Deciding to use PrEP is an individual decision based on many factors, including your sexual practices, choice of sex partners, willingness to use other prevention methods, and whether you can stick to a daily pill regimen. Health care providers, case managers, friends, and others can help you decide whether PrEP is right for you. Online forums of PrEP users can also help you make a decision.
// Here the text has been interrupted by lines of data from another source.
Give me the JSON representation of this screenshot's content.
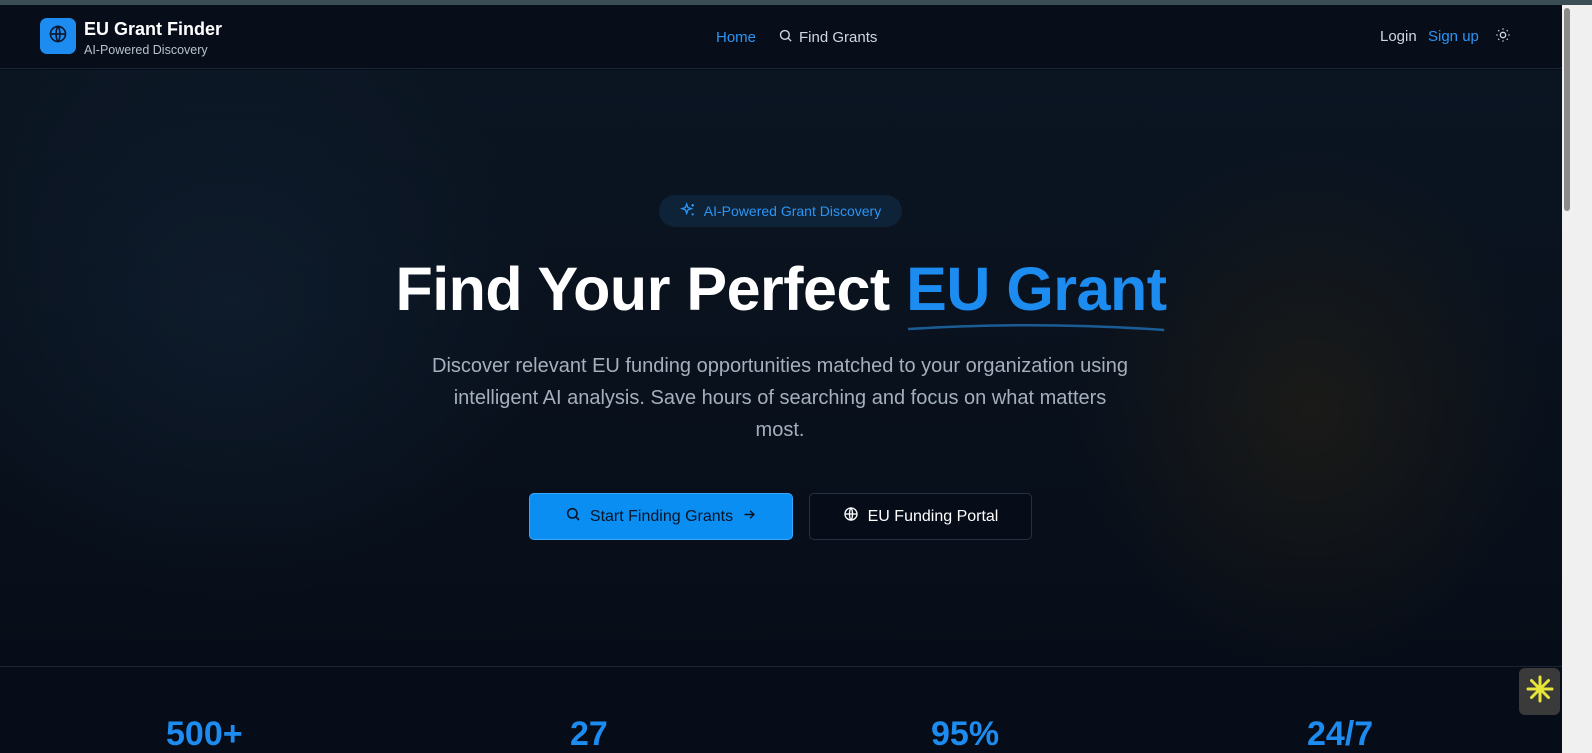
{
  "header": {
    "brand_title": "EU Grant Finder",
    "brand_subtitle": "AI-Powered Discovery",
    "nav": {
      "home": "Home",
      "find_grants": "Find Grants"
    },
    "auth": {
      "login": "Login",
      "signup": "Sign up"
    }
  },
  "hero": {
    "badge": "AI-Powered Grant Discovery",
    "headline_plain": "Find Your Perfect",
    "headline_accent": "EU Grant",
    "description": "Discover relevant EU funding opportunities matched to your organization using intelligent AI analysis. Save hours of searching and focus on what matters most.",
    "primary_button": "Start Finding Grants",
    "secondary_button": "EU Funding Portal"
  },
  "stats": [
    {
      "value": "500+"
    },
    {
      "value": "27"
    },
    {
      "value": "95%"
    },
    {
      "value": "24/7"
    }
  ],
  "colors": {
    "accent": "#1d8cf0",
    "background": "#070d18",
    "text_muted": "#a5afbd"
  },
  "icons": [
    "globe-icon",
    "search-icon",
    "sparkles-icon",
    "sun-icon",
    "arrow-right-icon",
    "asterisk-widget-icon"
  ]
}
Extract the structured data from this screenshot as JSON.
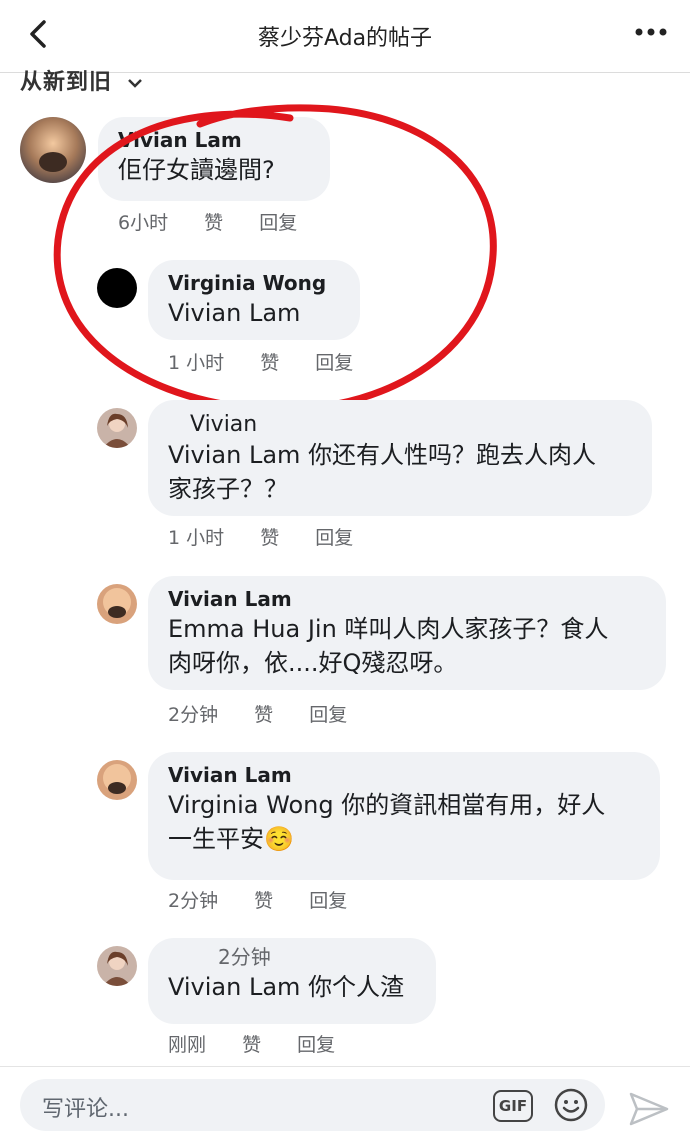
{
  "header": {
    "title": "蔡少芬Ada的帖子",
    "sort_label": "从新到旧"
  },
  "comments": [
    {
      "name": "Vivian Lam",
      "text": "佢仔女讀邊間?",
      "time": "6小时",
      "like": "赞",
      "reply": "回复"
    },
    {
      "name": "Virginia Wong",
      "text": "Vivian Lam",
      "time": "1 小时",
      "like": "赞",
      "reply": "回复"
    },
    {
      "name": "Vivian",
      "text_line1": "Vivian Lam 你还有人性吗？跑去人肉人",
      "text_line2": "家孩子？？",
      "time": "1 小时",
      "like": "赞",
      "reply": "回复"
    },
    {
      "name": "Vivian Lam",
      "text_line1": "Emma Hua Jin 咩叫人肉人家孩子？食人",
      "text_line2": "肉呀你，依....好Q殘忍呀。",
      "time": "2分钟",
      "like": "赞",
      "reply": "回复"
    },
    {
      "name": "Vivian Lam",
      "text_line1": "Virginia Wong 你的資訊相當有用，好人",
      "text_line2": "一生平安☺️",
      "time": "2分钟",
      "like": "赞",
      "reply": "回复"
    },
    {
      "name": "2分钟",
      "text": "Vivian Lam 你个人渣",
      "time": "刚刚",
      "like": "赞",
      "reply": "回复"
    }
  ],
  "composer": {
    "placeholder": "写评论...",
    "gif_label": "GIF"
  },
  "icons": [
    "back-arrow-icon",
    "more-dots-icon",
    "chevron-down-icon",
    "emoji-icon",
    "send-icon"
  ],
  "colors": {
    "bubble": "#f0f2f5",
    "annotation_red": "#e0161c",
    "meta_text": "#65676b"
  }
}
For many people, PrEP will be the right choice at some stages of life but not others—what Dr. Grant and others call “seasons of risk.” For example, couples trying to have a baby may go without condoms while trying to conceive but use them otherwise.
Some people struggle to use condoms all the time or have decided they simply don’t want to, even with partners whose HIV status or viral load (if the partner is HIV-positive) they can’t be sure of.
Others have a lower risk, but want to consider PrEP to diminish their anxiety. One example is people in a mixed HIV status monogamous partnership with the HIV-positive partner on treatment with an undetectable viral load. In this case, the risk of transmission is very low, but PrEP may reduce fear and increase intimacy.
Some people, after thinking it through, may decide to use other methods for reducing HIV risk. Under any circumstance, PrEP can’t prevent you from getting an STI, and condoms do protect against many (although not all) of them. PrEP is best used as part of a comprehensive risk-reduction and sexual health strategy.